Ancora proteste in Bulgaria
Vanno avanti da 5 mesi: i manifestanti, studenti, sindacati e lavoratori di diversi settori, chiedono le dimissioni del governo e misure contro la povertà
Anche se la notizia ha poco risalto sui media europei, da oltre cinque mesi, circa 160 giorni, si svolgono quasi quotidianamente in Bulgaria grandi manifestazioni e cortei di protesta contro il governo di Plamen Oresharski, in carica dall’inizio di giugno. Nelle ultime settimane, la contestazione è stata rilanciata dagli studenti di Sofia che da un mese hanno occupato l’università e che, ieri, mercoledì 20 novembre, hanno imbracciato fucili e pistole di cartone marciando fino alla sede del Parlamento.
I manifestanti, partendo da tre diversi punti della capitale, hanno bloccato i principali incroci del centro, ma non ci sono stati scontri violenti – o notizie di feriti – né con la polizia in tenuta antisommossa né con un centinaio di persone incappucciate che si erano riunite a sostegno del governo.
Gli studenti chiedono le dimissioni del governo e nuove elezioni: denunciano la corruzione della politica, la diffusione nel paese della criminalità organizzata, la gestione non trasparente dei servizi pubblici e l’alto tasso di disoccupazione, soprattutto giovanile. La loro protesta si è unita ieri a quella dei sindacati, delle migliaia di lavoratori del settore pubblico e dei tassisti che sono scesi in piazza. Tutti chiedono al governo una serie di misure contro la povertà e migliori condizioni di lavoro.
A Sofia, da diversi giorni, sono stati schierati 10 mila poliziotti in tenuta antisommossa, soprattutto vicino alle sedi delle istituzioni. Il presidente bulgaro Rosen Plevneliev ha dichiarato all’agenzia di stampa BTA: «Siamo in una situazione d’emergenza, sebbene io speri che la situazione si calmi».
Un sondaggio recente ha però mostrato che il governo di Plamen Oresharski ha un tasso di disapprovazione del 65 per cento, dovuto soprattutto alla continuazione delle politiche di austerità portate avanti dai diversi governi fin dal 2007, l’anno in cui il paese è entrato nell’Unione Europea. Politiche che hanno portato a buoni risultati per i conti pubblici, ma che sono state sostenute da pesanti tagli alla spesa e dal congelamento degli stipendi: in Bulgaria più del 22 per cento della popolazione vive al di sotto della soglia di povertà, la disoccupazione colpisce soprattutto i più giovani e supera il 40 per cento.
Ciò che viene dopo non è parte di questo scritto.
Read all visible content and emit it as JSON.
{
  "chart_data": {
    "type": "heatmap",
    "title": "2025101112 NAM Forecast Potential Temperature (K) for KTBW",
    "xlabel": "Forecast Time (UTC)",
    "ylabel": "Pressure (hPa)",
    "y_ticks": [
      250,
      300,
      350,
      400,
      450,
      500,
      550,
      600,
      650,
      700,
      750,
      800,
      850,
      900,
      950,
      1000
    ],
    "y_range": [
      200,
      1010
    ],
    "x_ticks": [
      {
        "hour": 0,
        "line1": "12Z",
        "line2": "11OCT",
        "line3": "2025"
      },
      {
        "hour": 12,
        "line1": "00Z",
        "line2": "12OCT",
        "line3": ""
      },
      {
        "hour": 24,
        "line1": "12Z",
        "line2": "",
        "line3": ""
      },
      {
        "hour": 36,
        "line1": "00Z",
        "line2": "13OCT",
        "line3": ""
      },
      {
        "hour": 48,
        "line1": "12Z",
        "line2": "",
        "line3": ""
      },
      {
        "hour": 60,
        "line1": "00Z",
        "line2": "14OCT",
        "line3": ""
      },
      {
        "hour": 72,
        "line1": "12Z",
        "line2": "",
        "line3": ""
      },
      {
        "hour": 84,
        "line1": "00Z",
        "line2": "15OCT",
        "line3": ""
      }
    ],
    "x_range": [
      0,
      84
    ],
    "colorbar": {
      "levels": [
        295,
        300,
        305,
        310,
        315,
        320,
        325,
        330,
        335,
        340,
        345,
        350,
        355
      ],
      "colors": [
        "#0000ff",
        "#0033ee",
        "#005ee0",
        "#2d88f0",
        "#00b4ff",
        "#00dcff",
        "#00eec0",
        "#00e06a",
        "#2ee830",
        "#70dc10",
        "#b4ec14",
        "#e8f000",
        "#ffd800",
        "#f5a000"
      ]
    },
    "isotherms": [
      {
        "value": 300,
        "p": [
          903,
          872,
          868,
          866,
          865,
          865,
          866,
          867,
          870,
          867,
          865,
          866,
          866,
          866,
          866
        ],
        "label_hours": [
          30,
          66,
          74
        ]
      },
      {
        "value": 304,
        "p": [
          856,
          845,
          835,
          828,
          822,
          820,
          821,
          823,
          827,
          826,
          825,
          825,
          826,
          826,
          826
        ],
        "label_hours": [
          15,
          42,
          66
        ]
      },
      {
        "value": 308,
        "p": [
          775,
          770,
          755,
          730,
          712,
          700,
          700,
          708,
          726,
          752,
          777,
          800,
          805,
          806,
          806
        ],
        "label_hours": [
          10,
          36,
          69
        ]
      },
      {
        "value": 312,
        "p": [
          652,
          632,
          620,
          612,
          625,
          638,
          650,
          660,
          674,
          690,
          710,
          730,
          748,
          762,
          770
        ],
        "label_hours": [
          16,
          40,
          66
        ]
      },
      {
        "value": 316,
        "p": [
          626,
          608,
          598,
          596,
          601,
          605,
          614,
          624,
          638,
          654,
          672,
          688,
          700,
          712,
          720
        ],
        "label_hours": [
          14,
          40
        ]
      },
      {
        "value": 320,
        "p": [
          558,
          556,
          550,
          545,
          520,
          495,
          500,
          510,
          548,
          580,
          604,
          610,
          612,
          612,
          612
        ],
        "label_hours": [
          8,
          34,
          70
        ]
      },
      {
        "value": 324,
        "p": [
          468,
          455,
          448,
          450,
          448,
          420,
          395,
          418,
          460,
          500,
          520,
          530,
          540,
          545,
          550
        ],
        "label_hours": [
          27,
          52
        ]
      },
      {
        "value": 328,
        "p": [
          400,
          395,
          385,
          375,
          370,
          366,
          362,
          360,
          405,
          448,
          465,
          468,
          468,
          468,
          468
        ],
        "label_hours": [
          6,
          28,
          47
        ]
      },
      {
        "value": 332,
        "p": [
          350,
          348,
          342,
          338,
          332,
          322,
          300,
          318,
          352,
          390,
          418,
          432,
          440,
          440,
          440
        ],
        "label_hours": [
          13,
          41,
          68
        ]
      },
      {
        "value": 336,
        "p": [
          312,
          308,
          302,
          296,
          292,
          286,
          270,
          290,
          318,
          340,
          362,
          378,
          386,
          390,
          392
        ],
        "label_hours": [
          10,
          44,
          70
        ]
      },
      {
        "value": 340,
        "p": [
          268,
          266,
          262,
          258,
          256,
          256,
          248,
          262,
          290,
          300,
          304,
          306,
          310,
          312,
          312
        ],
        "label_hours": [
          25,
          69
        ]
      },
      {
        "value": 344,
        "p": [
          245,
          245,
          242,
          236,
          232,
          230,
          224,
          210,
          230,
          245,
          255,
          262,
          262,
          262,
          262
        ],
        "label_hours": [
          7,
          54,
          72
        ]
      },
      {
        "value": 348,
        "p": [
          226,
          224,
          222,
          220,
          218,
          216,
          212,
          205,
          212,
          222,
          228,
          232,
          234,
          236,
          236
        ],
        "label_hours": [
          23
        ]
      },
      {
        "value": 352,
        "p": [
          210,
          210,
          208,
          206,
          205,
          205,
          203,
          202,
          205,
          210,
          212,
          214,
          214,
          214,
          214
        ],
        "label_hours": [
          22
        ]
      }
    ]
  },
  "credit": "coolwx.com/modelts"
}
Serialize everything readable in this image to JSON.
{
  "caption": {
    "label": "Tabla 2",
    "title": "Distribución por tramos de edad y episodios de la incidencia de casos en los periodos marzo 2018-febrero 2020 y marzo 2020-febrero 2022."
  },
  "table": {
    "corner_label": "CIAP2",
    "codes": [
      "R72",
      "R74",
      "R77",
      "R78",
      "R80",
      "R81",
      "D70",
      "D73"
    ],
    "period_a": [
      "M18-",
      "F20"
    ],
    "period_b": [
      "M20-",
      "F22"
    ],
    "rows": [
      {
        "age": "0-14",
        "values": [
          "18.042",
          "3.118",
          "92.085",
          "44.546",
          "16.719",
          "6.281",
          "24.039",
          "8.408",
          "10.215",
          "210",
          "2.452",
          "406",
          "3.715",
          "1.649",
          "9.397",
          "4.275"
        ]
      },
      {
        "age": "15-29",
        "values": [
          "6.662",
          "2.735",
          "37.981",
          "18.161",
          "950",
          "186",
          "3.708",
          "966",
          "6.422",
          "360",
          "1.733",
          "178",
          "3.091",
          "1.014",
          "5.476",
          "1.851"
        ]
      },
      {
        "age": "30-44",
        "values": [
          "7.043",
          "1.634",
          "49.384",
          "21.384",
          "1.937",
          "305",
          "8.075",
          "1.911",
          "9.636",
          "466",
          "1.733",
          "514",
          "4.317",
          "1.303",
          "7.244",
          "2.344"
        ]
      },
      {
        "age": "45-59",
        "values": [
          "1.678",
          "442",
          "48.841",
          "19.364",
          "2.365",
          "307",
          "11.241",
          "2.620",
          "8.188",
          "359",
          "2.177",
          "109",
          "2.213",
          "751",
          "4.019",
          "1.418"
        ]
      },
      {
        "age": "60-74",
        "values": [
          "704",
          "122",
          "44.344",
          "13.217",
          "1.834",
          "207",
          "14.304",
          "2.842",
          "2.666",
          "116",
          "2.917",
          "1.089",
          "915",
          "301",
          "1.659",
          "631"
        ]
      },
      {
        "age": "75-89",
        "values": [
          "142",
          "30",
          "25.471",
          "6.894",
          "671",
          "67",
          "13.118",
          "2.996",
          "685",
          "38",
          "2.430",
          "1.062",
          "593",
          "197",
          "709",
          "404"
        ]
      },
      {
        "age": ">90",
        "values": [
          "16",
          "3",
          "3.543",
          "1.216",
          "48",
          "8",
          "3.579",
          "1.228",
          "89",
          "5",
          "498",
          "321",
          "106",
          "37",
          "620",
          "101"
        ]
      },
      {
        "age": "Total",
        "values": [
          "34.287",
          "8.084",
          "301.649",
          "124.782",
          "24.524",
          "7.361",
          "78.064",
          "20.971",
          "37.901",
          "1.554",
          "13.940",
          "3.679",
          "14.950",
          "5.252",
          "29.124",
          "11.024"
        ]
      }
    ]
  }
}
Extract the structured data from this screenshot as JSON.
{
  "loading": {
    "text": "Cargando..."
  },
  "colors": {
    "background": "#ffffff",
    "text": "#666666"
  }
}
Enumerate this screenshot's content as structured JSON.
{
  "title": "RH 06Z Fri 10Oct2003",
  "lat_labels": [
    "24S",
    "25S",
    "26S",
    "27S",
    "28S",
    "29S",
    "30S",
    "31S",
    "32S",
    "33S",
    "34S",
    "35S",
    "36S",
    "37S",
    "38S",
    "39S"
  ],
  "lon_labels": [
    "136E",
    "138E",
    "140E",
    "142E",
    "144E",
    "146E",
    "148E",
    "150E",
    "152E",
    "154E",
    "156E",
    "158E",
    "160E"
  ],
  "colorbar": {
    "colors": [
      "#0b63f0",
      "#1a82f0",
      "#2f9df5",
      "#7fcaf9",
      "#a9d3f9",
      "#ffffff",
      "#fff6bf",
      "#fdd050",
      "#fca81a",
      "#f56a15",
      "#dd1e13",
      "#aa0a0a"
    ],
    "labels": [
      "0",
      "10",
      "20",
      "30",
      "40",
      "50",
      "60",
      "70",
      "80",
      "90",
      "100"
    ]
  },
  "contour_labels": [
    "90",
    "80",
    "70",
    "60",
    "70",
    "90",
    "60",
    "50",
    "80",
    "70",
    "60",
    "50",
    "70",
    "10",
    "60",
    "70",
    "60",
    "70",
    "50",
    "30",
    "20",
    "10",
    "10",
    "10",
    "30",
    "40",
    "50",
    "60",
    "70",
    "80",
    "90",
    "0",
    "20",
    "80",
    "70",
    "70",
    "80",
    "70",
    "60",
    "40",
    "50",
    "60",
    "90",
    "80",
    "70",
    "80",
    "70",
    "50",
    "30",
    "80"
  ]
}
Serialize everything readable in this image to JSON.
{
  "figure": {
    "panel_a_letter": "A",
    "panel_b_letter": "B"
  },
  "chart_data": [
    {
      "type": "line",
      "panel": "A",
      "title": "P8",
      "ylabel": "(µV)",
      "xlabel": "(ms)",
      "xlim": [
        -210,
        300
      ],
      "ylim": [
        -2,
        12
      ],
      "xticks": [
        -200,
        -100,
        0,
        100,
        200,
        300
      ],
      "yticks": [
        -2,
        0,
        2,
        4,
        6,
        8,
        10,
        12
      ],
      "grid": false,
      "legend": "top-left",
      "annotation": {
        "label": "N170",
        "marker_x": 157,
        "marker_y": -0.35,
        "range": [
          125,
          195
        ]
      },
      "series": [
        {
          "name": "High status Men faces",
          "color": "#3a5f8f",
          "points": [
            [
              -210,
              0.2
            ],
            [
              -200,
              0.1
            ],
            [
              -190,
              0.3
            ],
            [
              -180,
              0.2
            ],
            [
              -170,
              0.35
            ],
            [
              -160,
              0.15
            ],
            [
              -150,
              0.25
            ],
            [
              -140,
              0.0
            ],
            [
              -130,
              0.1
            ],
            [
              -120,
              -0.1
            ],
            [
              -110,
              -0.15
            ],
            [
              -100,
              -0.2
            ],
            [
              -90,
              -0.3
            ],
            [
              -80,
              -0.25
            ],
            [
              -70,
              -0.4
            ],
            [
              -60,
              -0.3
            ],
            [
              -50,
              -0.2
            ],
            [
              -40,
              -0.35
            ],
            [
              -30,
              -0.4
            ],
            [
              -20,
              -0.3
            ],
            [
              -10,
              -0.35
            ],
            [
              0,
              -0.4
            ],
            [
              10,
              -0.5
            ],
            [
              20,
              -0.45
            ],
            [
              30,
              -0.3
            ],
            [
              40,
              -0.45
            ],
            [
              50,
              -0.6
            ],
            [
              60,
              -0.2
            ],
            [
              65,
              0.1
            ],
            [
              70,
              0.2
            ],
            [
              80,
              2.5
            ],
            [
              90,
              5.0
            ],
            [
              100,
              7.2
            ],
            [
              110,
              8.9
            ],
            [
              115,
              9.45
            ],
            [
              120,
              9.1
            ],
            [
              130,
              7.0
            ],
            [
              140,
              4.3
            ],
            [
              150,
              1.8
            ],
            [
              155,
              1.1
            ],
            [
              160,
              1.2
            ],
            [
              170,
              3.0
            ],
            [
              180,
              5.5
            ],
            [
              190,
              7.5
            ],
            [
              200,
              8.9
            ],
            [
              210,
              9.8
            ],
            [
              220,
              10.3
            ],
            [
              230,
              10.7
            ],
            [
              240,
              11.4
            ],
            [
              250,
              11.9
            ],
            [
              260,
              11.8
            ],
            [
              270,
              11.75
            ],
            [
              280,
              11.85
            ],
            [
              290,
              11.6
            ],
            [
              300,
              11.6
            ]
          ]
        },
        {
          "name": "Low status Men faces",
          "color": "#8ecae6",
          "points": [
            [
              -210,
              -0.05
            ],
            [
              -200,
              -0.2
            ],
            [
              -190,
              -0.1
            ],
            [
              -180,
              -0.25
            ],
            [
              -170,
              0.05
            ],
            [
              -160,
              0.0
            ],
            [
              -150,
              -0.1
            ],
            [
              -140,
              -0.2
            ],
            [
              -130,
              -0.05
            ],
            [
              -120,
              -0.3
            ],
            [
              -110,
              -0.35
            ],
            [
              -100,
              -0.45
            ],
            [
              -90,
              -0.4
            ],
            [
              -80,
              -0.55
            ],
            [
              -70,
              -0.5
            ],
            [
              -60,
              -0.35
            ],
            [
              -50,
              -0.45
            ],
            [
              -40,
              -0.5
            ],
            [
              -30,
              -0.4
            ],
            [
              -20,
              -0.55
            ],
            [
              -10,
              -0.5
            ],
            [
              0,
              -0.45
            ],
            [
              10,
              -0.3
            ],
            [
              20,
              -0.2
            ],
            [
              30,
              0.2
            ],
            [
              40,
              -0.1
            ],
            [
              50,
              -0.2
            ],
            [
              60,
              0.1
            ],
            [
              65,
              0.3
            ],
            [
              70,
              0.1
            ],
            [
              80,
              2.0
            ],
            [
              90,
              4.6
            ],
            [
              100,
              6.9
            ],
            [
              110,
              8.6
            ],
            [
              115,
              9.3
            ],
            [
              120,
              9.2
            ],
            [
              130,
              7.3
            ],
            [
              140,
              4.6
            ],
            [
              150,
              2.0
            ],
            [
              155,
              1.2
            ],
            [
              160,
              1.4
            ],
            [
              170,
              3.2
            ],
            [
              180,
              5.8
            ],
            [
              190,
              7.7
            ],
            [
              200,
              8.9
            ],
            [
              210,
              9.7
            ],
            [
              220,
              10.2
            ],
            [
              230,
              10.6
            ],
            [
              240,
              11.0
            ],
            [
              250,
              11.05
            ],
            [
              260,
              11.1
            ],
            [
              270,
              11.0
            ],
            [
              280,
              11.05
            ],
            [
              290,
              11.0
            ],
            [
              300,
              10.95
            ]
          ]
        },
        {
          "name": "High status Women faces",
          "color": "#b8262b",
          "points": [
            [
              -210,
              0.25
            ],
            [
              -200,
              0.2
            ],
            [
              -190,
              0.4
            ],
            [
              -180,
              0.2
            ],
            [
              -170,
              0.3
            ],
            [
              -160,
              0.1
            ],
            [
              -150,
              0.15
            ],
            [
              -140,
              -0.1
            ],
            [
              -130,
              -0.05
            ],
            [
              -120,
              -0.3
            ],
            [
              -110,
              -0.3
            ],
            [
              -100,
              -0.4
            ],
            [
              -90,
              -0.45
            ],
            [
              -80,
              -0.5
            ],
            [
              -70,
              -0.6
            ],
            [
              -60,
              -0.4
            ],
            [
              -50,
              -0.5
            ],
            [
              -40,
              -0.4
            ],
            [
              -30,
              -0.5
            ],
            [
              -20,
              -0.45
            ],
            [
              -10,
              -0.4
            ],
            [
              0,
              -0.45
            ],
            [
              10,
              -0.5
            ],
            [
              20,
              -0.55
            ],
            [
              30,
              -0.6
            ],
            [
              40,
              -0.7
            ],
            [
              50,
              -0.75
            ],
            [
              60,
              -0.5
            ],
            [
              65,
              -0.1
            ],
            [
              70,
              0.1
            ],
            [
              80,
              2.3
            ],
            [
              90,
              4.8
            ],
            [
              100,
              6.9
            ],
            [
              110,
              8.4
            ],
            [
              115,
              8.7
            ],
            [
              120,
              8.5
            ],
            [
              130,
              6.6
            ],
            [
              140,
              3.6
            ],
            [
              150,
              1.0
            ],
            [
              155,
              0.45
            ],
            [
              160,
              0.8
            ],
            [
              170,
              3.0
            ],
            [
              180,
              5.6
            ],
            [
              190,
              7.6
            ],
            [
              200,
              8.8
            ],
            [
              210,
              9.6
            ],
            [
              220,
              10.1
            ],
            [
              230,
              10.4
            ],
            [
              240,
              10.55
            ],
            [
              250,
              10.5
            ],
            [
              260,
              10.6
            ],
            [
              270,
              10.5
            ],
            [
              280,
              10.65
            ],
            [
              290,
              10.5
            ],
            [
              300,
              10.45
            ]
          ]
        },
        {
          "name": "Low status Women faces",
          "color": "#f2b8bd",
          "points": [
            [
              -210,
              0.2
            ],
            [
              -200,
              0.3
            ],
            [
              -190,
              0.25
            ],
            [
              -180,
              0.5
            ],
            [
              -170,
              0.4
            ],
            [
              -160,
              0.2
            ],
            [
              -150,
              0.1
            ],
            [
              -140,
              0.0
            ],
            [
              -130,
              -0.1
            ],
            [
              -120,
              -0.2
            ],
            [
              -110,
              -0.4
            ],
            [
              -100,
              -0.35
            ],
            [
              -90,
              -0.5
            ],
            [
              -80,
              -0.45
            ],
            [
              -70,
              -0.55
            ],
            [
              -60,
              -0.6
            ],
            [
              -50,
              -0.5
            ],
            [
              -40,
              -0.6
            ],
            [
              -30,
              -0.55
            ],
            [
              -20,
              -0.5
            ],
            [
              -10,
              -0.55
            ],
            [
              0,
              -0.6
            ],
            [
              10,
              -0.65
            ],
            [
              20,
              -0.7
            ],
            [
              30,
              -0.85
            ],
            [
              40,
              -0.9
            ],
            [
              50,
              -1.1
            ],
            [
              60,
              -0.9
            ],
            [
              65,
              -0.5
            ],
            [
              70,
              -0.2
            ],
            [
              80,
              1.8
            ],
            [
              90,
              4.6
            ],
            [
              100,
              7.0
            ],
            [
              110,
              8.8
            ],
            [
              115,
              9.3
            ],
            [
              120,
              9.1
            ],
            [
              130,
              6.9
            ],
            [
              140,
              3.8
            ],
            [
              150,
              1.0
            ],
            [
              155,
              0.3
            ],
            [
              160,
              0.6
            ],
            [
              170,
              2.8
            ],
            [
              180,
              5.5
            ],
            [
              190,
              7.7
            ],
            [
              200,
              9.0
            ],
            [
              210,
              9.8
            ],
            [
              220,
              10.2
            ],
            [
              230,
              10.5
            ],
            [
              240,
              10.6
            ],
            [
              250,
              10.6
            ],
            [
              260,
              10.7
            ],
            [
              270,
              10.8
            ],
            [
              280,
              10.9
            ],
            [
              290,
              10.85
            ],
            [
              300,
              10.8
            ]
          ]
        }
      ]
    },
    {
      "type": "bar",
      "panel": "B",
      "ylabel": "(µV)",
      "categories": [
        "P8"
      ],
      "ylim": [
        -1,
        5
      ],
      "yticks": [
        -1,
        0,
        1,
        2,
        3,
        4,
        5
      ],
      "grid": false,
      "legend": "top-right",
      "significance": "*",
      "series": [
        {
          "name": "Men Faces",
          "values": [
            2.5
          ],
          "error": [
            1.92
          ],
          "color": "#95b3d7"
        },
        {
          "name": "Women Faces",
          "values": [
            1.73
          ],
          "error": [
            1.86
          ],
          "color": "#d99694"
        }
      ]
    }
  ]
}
Dall’inizio dell’anno nel paese ci sono state numerose rivolte con scontri molto violenti e una serie di suicidi piuttosto eclatanti (alcune persone si sono date fuoco per strada). A febbraio, dopo le più grandi proteste di piazza degli ultimi dieci anni causate dalle politiche economiche del governo e dalle accuse di corruzione nei suoi confronti, il premier di centrodestra Boyko Borisov aveva annunciato nel parlamento di Sofia le dimissioni del suo governo. A maggio si erano svolte elezioni anticipate: il partito conservatore di Borisov – Cittadini per lo Sviluppo Europeo della Bulgaria (GERB) – aveva ottenuto la maggioranza relativa dei voti, seguito dal Partito Socialista Bulgaro. Di fatto, però, nessuno dei due aveva ottenuto i numeri necessari per formare una maggioranza in grado di governare stabilmente.
Il presidente Rossen Plevneliev, cui era stato rimesso il mandato, aveva affidato allora l’incarico a Plamen Oresharski, economista e candidato premier dei socialisti, che ha ottenuto a giugno la fiducia per un governo sostenuto dai socialisti, dal partito della minoranza turca, il Movimento Diritti e libertà (DSP), e grazie all’astensione decisiva della formazione ultranazionalista ATAKA, che nella precedente legislatura aveva sostenuto il governo di Borisov. Il governo di Oresharski sta però operando in continuità con il precedente esecutivo, seguendo le richieste delle autorità europee e internazionali con una serie di politiche di austerità e taglio al welfare. I manifestanti ne chiedono pertanto le dimissioni e hanno annunciato «protesta perenne» fino a quando non raggiungeranno l’obiettivo.